C'est bien connu, Houellebecq est à la fois cynique, désabusé, grossier, mais je dois bien avouer que le constat qu'il fait d'une société en pleine déliquescence et vouée aux dérives de la productivité est inquiétant. C'est le roman des « espérances déçues », face aux affirmations lénifiantes et abusives qui prétendent que la vie est belle et j'ai personnellement beaucoup de mal à donner tort à notre auteur dans son appréciation des choses et si nous regardons autour de nous, force est bien de constater qu'il n'y a pas beaucoup de raisons de se réjouir. Il nous dépeint une société très actuelle, déshumanisée, où chacun vit en ignorant l'autre, et cette attitude délétère affecte même le couple qui pourrait passer comme l'ultime recours. On devient misanthrope pour moins que cela ! J'ai ressenti une atmosphère de fin de vie dans ce roman, un peu comme si la désespérance était telle pour cet homme qu'il valait mieux, tout bien réfléchi, quitter ce monde même si ce départ s'accompagne de regrets, Camille n'était plus pour lui qu'un fantôme inaccessible et que sa vie n'avait été finalement qu'un cheminement laborieux et inutile. Je n'ai cependant pas compris cet ultime référence à Dieu comme maître de notre destin individuel.

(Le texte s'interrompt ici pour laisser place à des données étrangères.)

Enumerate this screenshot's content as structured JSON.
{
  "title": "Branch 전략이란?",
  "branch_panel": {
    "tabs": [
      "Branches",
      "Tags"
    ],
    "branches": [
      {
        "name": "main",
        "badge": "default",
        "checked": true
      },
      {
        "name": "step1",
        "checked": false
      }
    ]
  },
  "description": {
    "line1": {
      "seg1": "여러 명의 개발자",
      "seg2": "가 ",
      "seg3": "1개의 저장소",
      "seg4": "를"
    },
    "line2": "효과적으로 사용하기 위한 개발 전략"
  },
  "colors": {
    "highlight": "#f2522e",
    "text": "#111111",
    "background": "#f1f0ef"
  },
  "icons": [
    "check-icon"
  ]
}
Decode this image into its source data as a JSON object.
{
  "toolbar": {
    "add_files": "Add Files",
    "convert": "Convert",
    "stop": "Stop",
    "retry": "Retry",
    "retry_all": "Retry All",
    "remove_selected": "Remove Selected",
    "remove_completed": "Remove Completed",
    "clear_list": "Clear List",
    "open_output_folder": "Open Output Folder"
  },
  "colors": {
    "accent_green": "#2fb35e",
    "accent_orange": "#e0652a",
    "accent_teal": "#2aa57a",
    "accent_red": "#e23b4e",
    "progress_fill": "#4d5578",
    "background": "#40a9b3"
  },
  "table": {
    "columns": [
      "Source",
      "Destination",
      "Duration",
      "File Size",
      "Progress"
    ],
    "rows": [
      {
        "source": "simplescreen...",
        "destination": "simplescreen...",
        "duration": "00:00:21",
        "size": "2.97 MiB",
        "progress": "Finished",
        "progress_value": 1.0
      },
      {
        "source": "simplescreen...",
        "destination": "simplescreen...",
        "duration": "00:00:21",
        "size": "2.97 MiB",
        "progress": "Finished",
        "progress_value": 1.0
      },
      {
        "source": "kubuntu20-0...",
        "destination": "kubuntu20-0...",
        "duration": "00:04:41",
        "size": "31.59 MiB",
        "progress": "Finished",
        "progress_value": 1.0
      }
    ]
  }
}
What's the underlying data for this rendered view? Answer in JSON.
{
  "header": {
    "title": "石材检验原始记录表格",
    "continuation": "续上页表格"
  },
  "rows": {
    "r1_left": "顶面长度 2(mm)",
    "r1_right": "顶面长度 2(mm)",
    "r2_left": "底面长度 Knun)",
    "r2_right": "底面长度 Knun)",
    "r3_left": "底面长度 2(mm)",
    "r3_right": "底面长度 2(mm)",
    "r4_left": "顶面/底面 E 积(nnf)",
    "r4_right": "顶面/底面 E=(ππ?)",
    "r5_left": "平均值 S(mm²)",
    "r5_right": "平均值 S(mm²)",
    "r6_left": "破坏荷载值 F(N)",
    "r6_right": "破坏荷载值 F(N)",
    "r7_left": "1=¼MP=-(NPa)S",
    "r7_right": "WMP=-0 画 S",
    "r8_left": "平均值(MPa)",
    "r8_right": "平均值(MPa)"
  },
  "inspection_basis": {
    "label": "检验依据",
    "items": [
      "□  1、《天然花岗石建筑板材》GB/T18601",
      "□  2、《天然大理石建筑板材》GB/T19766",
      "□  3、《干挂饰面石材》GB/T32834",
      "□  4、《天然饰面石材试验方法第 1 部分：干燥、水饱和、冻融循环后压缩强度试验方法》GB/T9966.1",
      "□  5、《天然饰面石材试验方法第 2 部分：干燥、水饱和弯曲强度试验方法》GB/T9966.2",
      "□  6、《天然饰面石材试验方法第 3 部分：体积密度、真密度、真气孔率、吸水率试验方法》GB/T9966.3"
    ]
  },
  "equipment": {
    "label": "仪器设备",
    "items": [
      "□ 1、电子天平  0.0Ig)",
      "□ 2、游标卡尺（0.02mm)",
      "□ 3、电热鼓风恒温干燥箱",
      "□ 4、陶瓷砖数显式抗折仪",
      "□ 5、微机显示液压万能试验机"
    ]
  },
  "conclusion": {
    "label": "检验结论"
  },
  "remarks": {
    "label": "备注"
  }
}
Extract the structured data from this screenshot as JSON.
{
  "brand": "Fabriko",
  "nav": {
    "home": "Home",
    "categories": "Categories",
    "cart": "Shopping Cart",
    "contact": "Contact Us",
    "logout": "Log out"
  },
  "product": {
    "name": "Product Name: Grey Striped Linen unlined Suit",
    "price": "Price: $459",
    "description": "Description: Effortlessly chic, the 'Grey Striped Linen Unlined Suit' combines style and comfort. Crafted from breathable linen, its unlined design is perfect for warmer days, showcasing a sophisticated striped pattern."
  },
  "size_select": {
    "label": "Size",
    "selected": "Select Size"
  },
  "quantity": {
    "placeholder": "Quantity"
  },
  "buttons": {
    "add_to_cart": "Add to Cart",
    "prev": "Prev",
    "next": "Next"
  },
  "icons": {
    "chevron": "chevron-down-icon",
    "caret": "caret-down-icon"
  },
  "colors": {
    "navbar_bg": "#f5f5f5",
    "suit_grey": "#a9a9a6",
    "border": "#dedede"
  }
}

Il y a en effet un autre personnage, peut-être plus en retrait mais non moins important qu'est Aymeric. Lui aussi c'est un idéaliste qui a cru à son rêve parce qu'il était partagé par son épouse. Mais celle-ci, déçue, est partie avec un autre homme se tricoter un avenir différent parce qu'Aymeric s'est fait trop d'illusions et n'a rien vu venir, aveuglé qu'il était par ses certitudes définitives, sur l'amour notamment. Il tente de se guérir de cet échec par l'alcool et la drogue mais ce sera une impasse pour cet homme désespéré qui songe sans doute à la mort comme une solution potentielle. Dans « La carte et le territoire » le thème de la mort est abordé sous la forme d'un crime énigmatique. Ici Aymeric me paraît avoir choisi une forme de suicide lent et progressif qui sied bien à son état dépressif mais quand il décide de conclure dans un geste définitif on ne sait pas vraiment s'il faut l'imputer à sa situation personnelle ou pour la cause qu'il prétend défendre. Si Florent-Claude partage son état d'esprit, il m'a semblé que, lui, au contraire a choisi d'attendre la mort qui est inéluctable comme nous le savons, mais dans une sorte de fatalisme, avec cependant une lueur d'espoir (qui peut prendre les traits de Camille), un peu comme s'il avait choisi de survivre malgré tout, au cas où pour lui les choses changeraient enfin ou peut-être comme s'il s'imposait de rester en vie pour expier cette perte coupable de l'être aimé !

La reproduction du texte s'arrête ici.